Article about: Hi Spotter, thanks for the background info on your work and putting me wise, it sounds an interesting job! Hi Copdoc, I will ask my Dutch friend again about the rounds they recovered. Cheers
A PIAT round would hold a lot of WP make one awful mess. I don't know if the damned thing would shoot it far enough away to make me feel comfortable. I think the PIAT is one intersting piece of hardware and came at a good time for the Brits.
Spotter, Does the 2" training round have a tracer, spotter or smoke element?
Ade, Those repo look pretty good. Can you actually fire the Polish ones?
Hi Copdoc, the Polish made replica's could work I think, the cocking spring was certainly powerfull. Wish I had a pic of one to show. The pic shows British made ones done by a friend of mine, which are really cosmetic copies.
One word of warning regarding any live PIAT round, although unlikey to be found, I am sure "Spotter" being in the trade of EOD, will endorse. The filling for these I beleive has a cyanide base? I heard a story from a Dutch friend regarding a guy who ground dug several rounds and he unscrewed the heads and smelt the filling, which he commented smelt of almonds. He was taken seriously ill due to that and had a long stay in hospital.

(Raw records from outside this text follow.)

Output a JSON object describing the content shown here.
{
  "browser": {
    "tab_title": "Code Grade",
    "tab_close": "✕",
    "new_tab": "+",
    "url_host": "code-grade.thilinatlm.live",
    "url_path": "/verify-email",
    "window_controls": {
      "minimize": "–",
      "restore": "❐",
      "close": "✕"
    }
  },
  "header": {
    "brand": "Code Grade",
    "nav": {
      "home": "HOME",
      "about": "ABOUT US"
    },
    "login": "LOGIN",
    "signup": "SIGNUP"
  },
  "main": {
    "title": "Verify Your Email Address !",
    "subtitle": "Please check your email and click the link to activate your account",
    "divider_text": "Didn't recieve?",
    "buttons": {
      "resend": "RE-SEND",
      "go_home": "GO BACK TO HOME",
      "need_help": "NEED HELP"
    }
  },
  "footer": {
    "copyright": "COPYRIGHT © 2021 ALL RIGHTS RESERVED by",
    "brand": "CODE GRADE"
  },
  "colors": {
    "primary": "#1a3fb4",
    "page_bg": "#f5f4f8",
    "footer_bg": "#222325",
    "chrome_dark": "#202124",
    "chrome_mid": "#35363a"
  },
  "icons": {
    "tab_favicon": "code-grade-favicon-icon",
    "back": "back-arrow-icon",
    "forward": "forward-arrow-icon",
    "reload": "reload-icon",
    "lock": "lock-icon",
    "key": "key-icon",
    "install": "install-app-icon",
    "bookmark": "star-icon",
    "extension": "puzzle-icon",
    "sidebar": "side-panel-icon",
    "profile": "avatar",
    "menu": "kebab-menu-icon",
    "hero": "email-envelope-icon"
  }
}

Hi Jay, thanks for the kind comment.
PS. The pic I have shown shows my friend Sgt Don Turner, seen here on the right, training new guys on the PIAT in Palestine in 1945/6. I asked Don what the target was, but he could not remember.
Thanks for the info Ade. I have never seen a live PIAT round on this side of the pond, although I am sure a few were brought back and may still be in closets. It's kind of scary to think how much dangerous stuff is out there.
Some polymers give off hydrogen cyanide if actually burned insted of heated.(usually double boiler) What kind of explosive was used in PIATs?
I appreciate someone pointing out specific dangers. A few months ago a young man an posted a pic and said look what I bought for $3 at a yard sale. Fortunately he was not hurt. We gave him his $3, a police patch and a police flashlight and he was happy. It was a phenolic body M25 CN grenade. He is a very smart young collector but everyone told it was inert because it was light. It is gas but has a ver significant dispersing charge. The young man was appreciative. It will be going to EOD. It is not evidence so I will get a pic later. This might help someone else.
Hello everyone ,firstly ,I am not EOD i am civilian and work alongside an EOD regt as an explosive ordnance searcher (EOC explosive ordnance clearance) we do the finding and excavating of explosive ordnance,we then identify it as explosive or non explosive ordnance then the EOD personnel blow it up and get the glory,i have become a bit of an anorak as i like to know exactly what im finding ,,but i am not EOD or qualified as such .
OK now ive cleared that up back on topic
The Piats i have seen /found have usually been marked TNT or 808 ,
TNT is a fairly stable explosive and insensitive to friction or sharp blows which made it ideal for use in a military environment.808 refers to Nobels 808 which is basically a desensitized gelignite .a good amount of information on TNT can be found here Trinitrotoluene - Wikipedia, the free encyclopedia
Im a bit confused with the cyanide poisoning as ive dug quite a few piats in various states of decay and never smelt almonds ,
Good info on the 808. I did not know what it represented. On this side of the pond we call "gelignite", "blasting powder" or sometimes "blasting gelatin". I don't think I have ever seen any production US shells loaded with it (but would be very interested if anyone has samples). It is the same composition as double base gunpowder.
I have not been a chemist in a long time but neither of these should give you a signifiicant amont of HCN generated from combustion. A lot of synthetic polymers do liberate HCN if burned. I mention this because I did not know if any PIAT rounds had synthetic liners etc. as a source of HCN.
Ade, if you can find out more from your Dutch friend it would be interesting.
Spotter, We were taught that some of the British shells from WWI had picric acid (2,4,6 trinitro phenol) both as a propellant and as an explosive. I have never seen any. Have you ever seen any and if so how are they marked.